Running Shell Commands
The command module runs a command without a shell (no pipes, redirects, or environment variables):
ansible all -i inventory.ini -m command -a "uptime" ansible all -i inventory.ini -m command -a "df -h" ansible all -i inventory.ini -m command -a "free -m"
The shell module runs commands through a shell, enabling pipes and redirects:
ansible all -i inventory.ini -m shell -a "ps aux | grep nginx | wc -l"
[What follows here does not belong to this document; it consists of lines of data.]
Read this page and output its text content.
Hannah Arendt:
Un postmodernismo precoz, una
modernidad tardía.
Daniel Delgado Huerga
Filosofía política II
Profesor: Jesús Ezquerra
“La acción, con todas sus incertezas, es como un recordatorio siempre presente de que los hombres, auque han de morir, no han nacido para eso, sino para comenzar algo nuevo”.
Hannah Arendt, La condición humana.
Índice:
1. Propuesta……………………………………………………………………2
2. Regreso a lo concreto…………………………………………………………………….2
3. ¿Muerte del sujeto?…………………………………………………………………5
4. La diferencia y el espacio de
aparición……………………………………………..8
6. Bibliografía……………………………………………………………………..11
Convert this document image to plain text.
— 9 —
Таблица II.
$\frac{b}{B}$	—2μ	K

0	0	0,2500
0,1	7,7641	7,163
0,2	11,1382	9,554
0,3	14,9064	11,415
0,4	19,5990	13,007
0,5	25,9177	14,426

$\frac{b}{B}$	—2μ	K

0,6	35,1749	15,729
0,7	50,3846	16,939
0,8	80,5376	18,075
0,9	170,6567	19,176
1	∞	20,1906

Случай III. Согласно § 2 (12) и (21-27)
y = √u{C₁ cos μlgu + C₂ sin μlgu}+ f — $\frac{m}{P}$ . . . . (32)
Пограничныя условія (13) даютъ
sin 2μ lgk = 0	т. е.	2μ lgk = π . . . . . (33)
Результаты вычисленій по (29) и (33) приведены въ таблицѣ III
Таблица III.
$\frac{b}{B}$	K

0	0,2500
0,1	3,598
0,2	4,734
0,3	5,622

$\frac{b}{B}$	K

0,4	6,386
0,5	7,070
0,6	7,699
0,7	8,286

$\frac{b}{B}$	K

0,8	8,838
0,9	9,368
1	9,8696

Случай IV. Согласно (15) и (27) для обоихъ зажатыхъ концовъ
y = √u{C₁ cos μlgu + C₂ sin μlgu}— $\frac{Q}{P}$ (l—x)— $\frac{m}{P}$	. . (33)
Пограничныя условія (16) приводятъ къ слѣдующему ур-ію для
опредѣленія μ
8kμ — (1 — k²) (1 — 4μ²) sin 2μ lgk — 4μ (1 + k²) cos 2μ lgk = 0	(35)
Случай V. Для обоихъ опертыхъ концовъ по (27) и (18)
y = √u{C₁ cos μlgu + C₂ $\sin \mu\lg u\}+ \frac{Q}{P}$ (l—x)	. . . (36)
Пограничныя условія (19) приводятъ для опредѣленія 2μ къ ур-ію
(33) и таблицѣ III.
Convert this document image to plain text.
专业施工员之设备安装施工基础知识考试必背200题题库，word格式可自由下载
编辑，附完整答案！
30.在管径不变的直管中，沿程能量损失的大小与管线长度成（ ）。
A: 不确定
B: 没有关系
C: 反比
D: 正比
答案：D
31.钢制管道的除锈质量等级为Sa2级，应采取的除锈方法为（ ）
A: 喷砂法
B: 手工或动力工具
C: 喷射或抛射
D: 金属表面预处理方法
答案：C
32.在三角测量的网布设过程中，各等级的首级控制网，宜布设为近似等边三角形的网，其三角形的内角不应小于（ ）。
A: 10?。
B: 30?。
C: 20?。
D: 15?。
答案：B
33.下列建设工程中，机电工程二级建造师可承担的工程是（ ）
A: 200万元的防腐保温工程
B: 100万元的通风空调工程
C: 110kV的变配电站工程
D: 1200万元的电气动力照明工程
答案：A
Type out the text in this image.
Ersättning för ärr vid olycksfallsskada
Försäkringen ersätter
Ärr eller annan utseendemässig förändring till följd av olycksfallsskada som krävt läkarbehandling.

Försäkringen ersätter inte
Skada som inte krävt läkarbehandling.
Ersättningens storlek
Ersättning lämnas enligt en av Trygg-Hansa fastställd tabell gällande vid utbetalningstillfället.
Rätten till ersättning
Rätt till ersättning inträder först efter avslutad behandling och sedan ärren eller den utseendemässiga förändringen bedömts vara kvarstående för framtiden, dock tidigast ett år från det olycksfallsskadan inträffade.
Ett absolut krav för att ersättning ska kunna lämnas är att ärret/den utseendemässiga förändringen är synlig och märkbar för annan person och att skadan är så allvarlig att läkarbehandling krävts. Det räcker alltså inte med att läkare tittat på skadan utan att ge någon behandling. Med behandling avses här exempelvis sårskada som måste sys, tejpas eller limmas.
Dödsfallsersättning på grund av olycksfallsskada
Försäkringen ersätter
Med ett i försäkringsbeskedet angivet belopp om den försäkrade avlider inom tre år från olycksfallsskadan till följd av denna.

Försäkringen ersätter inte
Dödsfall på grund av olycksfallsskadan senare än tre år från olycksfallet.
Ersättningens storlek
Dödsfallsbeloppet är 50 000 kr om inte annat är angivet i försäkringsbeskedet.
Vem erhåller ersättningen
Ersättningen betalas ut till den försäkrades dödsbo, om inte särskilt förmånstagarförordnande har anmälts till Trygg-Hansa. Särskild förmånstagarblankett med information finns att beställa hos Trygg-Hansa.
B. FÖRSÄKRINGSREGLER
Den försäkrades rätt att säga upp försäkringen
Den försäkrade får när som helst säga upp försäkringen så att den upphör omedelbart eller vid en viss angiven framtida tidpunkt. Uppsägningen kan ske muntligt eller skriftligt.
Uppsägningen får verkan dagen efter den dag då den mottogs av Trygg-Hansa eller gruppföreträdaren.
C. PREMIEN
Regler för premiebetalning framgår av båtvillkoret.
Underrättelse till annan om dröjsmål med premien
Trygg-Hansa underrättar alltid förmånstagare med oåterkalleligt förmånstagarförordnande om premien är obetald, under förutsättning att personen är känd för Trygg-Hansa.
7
Prefer command over shell when you do not need shell features — it is faster and avoids shell injection risks.
User and Group Management
Create a user:
ansible all -i inventory.ini -m user -a "name=deploy shell=/bin/bash groups=sudo state=present" -b
Set a user's password (use an encrypted hash, never a plaintext password):
ansible all -i inventory.ini -m user -a "name=deploy password={{ 'mypassword' | password_hash('sha512') }}" -bCreate a group:
ansible all -i inventory.ini -m group -a "name=webadmins state=present" -b
Gathering System Information
Display disk usage on all hosts:
ansible all -i inventory.ini -m command -a "df -h /"
Check memory on all hosts:
ansible all -i inventory.ini -m command -a "free -m"
Show kernel version:
ansible all -i inventory.ini -m command -a "uname -r"
Find a specific fact with setup module:
ansible all -i inventory.ini -m setup -a "filter=ansible_memory_mb"
Rebooting Managed Nodes
The reboot module gracefully reboots nodes and waits for them to come back online before reporting success:
ansible all -i inventory.ini -m reboot -b
This is significantly safer than running sudo reboot via the shell module, which can leave Ansible hanging if the connection closes before the success response is returned.
Running Commands in Parallel
By default, Ansible runs against five hosts simultaneously. Increase parallelism with the -f (forks) flag:
ansible all -i inventory.ini -m ping -f 20
This runs the ping against twenty hosts in parallel. Be careful with high fork counts for operations that generate significant load on managed nodes or the control node.
Try This: Sysadmin Scenario
Your manager has just informed you that all web servers need the curl package installed, the Nginx service must be confirmed running, and a file called MAINTENANCE_COMPLETE.txt should be placed in /tmp/ with today's date as its content. Complete all three tasks using three ad-hoc commands. Do not use a playbook — this is a speed drill in ad-hoc command syntax.
Summary
Ad-hoc commands cover the full range of daily sysadmin operations: package installation, service management, file operations, user management, and information gathering. The command and shell modules provide escape hatches for arbitrary commands when no dedicated module exists. Parallelism through the forks setting allows efficient operation against large fleets. Mastering these commands builds the practical instinct that makes playbook writing feel natural.